Movember – Prostate Cancer

Movember – Prostate Cancer


The Month of November is dedicated to Men’s Health, including Prostate Cancer, Testicular Cancer, Mental Health & Suicide Prevention.

Across the world, men die an average six years younger than women, and for reasons that are largely preventable. Which means that it doesn’t have to be that way: we can all take action to live healthier, happier and longer lives.



Prostate cancer is the most commonly diagnosed cancer in Australian men. It’s already killing hundreds of thousands of men each year, and those who survive face serious side effects.

Prostate Cancer - Facts
  • More than 3000 men die of prostate cancer every year.
  • More men die of prostate cancer than women die of breast cancer.
  • Men who are of African or Caribbean descent, & men who have a family history (brother or father), are 2.5 times more likely to get Prostate Cancer.
  • The risk of getting prostate cancer by the age of 75 is 1 in 7 men.
  • By the age of 85, this increases to 1 in 5.
  • If detected early – 98% chance of survival beyond 5 years.
  • If detected late – 26% chance of survival beyond 5 years.


Only men have a prostate. It is a small gland that sits below the bladder near the rectum. It surrounds the urethra, the passage in the penis through which urine and semen pass. The prostate gland is part of the male reproductive system. It produces most of the fluid that makes up semen that enriches sperm. The prostate needs the male hormone testosterone to grow and develop. The prostate is often described as being the size of a walnut and it is normal for it to grow as men age. Sometimes this can cause problems, such as difficulty urinating. These problems are common in older men and not always symptoms or signs of cancer.


Prostate cancer occurs when abnormal cells develop in the prostate. These abnormal cells can continue to multiply in an uncontrolled way and sometimes spread outside the prostate into nearby or distant parts of the body. Prostate cancer is generally a slow growing disease and the majority of men with low grade prostate cancer live for many years without symptoms and without it spreading and becoming life-threatening. However, high grade disease spreads quickly and can be lethal. Appropriate management is key.


Not everyone experiences symptoms of prostate cancer. Many times, signs of prostate cancer are first detected by a doctor during a routine check-up.

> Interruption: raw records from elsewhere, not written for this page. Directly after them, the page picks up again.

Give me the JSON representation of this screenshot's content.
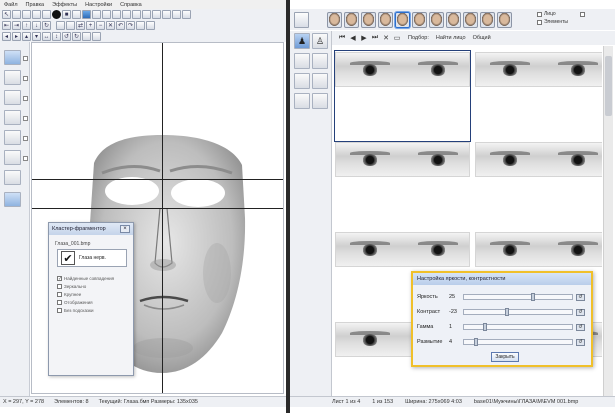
{
  "menu": {
    "items": [
      "Файл",
      "Правка",
      "Эффекты",
      "Настройки",
      "Справка"
    ]
  },
  "left_status": {
    "coords": "X = 297, Y = 278",
    "elements": "Элементов: 8",
    "current": "Текущий: Глаза.бмп  Размеры: 135x035"
  },
  "small_dialog": {
    "title": "Кластер-фрагментор",
    "filename": "Глаза_001.bmp",
    "check_label": "Глаза нерв.",
    "options": [
      "Найденные совпадения",
      "Зеркально",
      "Крупнее",
      "Отображения",
      "Без подсказки"
    ]
  },
  "right_toolbar": {
    "nav_prev": "◀",
    "nav_next": "▶",
    "nav_first": "⏮",
    "nav_last": "⏭",
    "close": "✕",
    "filter_label": "Подбор:",
    "label2": "Найти лицо",
    "label3": "Общий"
  },
  "right_top": {
    "check1_label": "Лицо",
    "check2_label": "Элементы"
  },
  "right_status": {
    "page": "Лист 1 из 4",
    "count": "1 из 153",
    "size": "Ширина: 275x069  4:03",
    "path": "base01\\Мужчины\\ГЛАЗА\\М\\EVM 001.bmp"
  },
  "brightness_dialog": {
    "title": "Настройка яркости, контрастности",
    "rows": [
      {
        "label": "Яркость",
        "value": "25",
        "level": 0.62
      },
      {
        "label": "Контраст",
        "value": "-23",
        "level": 0.38
      },
      {
        "label": "Гамма",
        "value": "1",
        "level": 0.18
      },
      {
        "label": "Размытие",
        "value": "4",
        "level": 0.09
      }
    ],
    "close_label": "Закрыть",
    "reset_glyph": "↺"
  },
  "gallery": {
    "rows": 4,
    "cols": 2
  }
}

Some men, however, will experience changes in urinary or sexual function that might indicate the presence of prostate cancer.

  • A need to urinate frequently, especially at night
  • Difficulty starting urination or holding back urine
  • Weak or interrupted flow of urine
  • Painful or burning urination
  • Difficulty in having an erection
  • Painful ejaculation
  • Blood in urine or semen
  • Frequent pain or stiffness in the lower back, hips, or upper thighs


It’s a simple routine blood test.

It’s used to determine the measurement of Prostate Specific Antigen (PSA) concentration in the blood, it is the primary method of testing for prostate cancer. If you’re 50, you should be talking to your doctor about PSA testing. If you’re of African or Caribbean descent, you need to start that conversation at 45. And if you have a brother or father with prostate cancer in their history, do it at 45.

It is important that if you are experiencing anything which is not normal for you to speak to you GP.